Beach Towing scores a victory over Deco Capital Group

Miami Beach board rejects developer’s challenge that Beach Towing is not allowed to operate in Sunset Harbour neighborhood

Mar.March 05, 2019 02:30 PM

Bradley Colmer, a Sunset Park rendering and 1349 Dade Boulevard (Credit: Domo Architecture and Design and Google Maps)

In a blow to Deco Capital Group’s ongoing battle with Beach Towing, the Miami Beach Board of Adjustment denied the developer’s appeal challenging the tow company’s operations as a legal zoning use in the Sunset Harbour neighborhood.

In its appeal, Deco Capital sought to overturn a determination by Miami Beach Planning Director Thomas Mooney that Beach Towing is allowed to run a tow yard at 1349 Dade Boulevard even though a 1989 revision to the city code no longer allows tow services in Sunset Harbour. In an August 2018 memo, Mooney concluded Beach Towing has been grandfathered in since the company had been at its current location since 1986 and has provided towing services for more than three decades.

The adjustment board voted 6-0 against Deco Capital.

The developer is planning to build a mixed-use project called Sunset Park on land it owns adjacent to Beach Towing’s yard. Sunset Park would be a five-story development totaling 67,000 square feet with 20,000 square feet of ground-floor commercial space, one level of parking and 12 condo units. Deco Capital principal Bradley Colmer is partnering with RWN Real Estate Partners, a New York-based private equity firm backed by billionaire Marc Rowan, to build Sunset Park.

Colmer did not immediately respond to a request for comment.

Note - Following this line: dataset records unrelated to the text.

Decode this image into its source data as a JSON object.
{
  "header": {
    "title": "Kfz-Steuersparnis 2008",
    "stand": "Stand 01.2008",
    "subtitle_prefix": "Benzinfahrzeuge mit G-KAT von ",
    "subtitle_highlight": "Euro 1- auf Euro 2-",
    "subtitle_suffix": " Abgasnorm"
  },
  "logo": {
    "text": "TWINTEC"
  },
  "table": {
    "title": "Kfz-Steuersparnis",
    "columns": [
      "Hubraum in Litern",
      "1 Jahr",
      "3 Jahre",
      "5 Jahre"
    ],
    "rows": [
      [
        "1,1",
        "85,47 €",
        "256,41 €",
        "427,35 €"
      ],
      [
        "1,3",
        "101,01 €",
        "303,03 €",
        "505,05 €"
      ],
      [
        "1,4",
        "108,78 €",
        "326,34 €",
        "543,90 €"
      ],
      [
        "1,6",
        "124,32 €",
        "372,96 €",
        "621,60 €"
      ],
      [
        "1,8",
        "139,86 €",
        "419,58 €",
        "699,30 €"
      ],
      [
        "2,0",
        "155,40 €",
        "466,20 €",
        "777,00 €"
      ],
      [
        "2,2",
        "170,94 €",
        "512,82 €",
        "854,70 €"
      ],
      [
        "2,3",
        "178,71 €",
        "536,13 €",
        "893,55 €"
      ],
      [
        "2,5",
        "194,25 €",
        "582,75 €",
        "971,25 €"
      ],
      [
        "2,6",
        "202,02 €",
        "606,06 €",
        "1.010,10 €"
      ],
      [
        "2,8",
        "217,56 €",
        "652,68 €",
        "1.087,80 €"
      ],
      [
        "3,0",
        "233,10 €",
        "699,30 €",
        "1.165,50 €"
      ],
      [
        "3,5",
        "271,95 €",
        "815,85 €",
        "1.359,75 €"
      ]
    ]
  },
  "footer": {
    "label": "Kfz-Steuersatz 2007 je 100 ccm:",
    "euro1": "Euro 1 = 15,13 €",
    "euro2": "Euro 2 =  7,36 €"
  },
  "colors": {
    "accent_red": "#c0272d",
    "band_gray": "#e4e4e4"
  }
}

Beach Towing attorney Ralph Andrade said Deco Capital’s appeal was a frivolous attempt to improperly interfere with his client’s operations.

“Now that Bradley Colmer’s crusade has petered out with a whimper, perhaps he will get back to the important work of promoting Mr. Rowan’s development instead of trying to put his neighbors out of business,” Andrade said.

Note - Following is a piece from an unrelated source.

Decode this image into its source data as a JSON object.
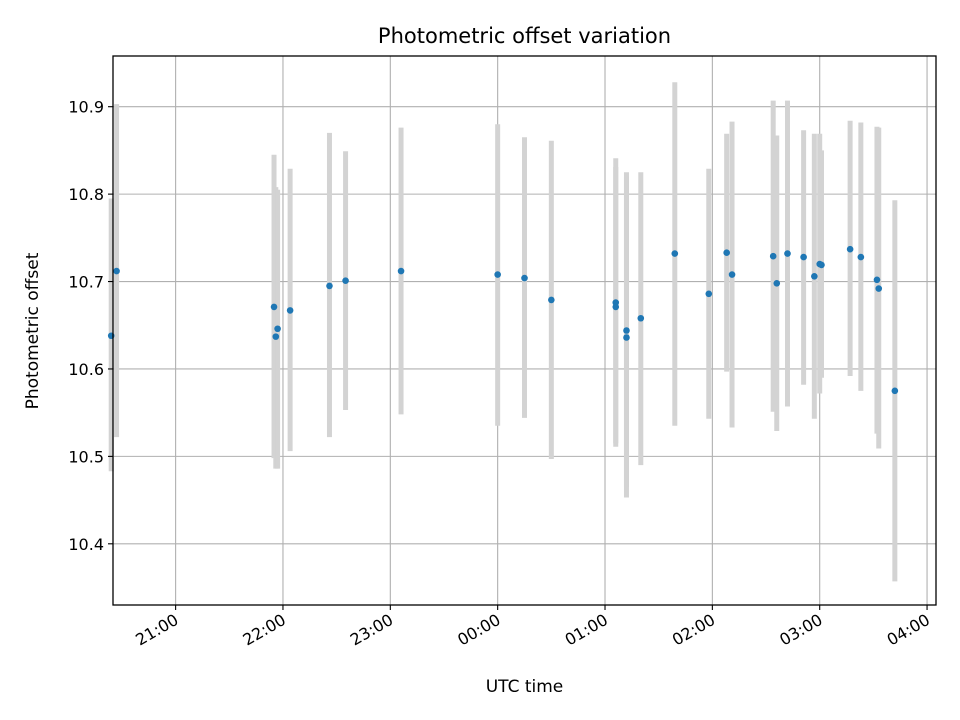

During the adjustment board meeting, board member Barton Goldberg said the city’s booming real estate market would eventually drive both Beach Towing and Tremont Towing, the city’s other tow operator, out of Sunset Harbour.

“The properties you are talking about are going to be worth so much more,” he said. “Eventually, these properties will be redeveloped into something else. It will happen sooner or later.”

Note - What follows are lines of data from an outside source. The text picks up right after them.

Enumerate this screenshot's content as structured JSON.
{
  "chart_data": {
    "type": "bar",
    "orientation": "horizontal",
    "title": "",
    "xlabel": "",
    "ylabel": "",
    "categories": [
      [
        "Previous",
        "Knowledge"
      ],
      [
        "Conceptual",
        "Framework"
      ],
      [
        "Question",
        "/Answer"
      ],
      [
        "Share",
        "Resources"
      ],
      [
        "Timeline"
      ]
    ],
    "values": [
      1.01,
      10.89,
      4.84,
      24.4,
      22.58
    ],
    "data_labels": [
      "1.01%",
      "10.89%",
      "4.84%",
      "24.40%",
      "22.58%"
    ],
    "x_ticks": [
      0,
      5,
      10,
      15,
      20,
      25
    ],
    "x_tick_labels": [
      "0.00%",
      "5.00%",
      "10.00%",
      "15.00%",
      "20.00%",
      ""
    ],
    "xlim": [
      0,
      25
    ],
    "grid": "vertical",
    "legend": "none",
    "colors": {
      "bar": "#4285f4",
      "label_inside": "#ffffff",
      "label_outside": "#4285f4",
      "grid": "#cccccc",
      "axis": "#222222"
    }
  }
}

Deco Capital’s battle with Beach Towing went to Miami-Dade Circuit Court in 2016. The developer sued Beach Towing and the Lofts at South Beach Condominium for opposing Deco Capital’s quest for a height increase of its initial project on nine lots at 1733-1769 Purdy Avenue and 1730 Bay Road. The same year, Deco Capital delivered a legal memo to the city arguing Beach Towing’s operations in Sunset Harbor was in violation of Miami Beach zoning regulations.The lawsuit is still pending.

Recently, Beach Towing filed a petition in Miami-Dade Circuit Court challenging the city’s planning board’s approval of Sunset Park and an appeal with the city commission to overturn a separate approval by the Miami Beach Design Review Board.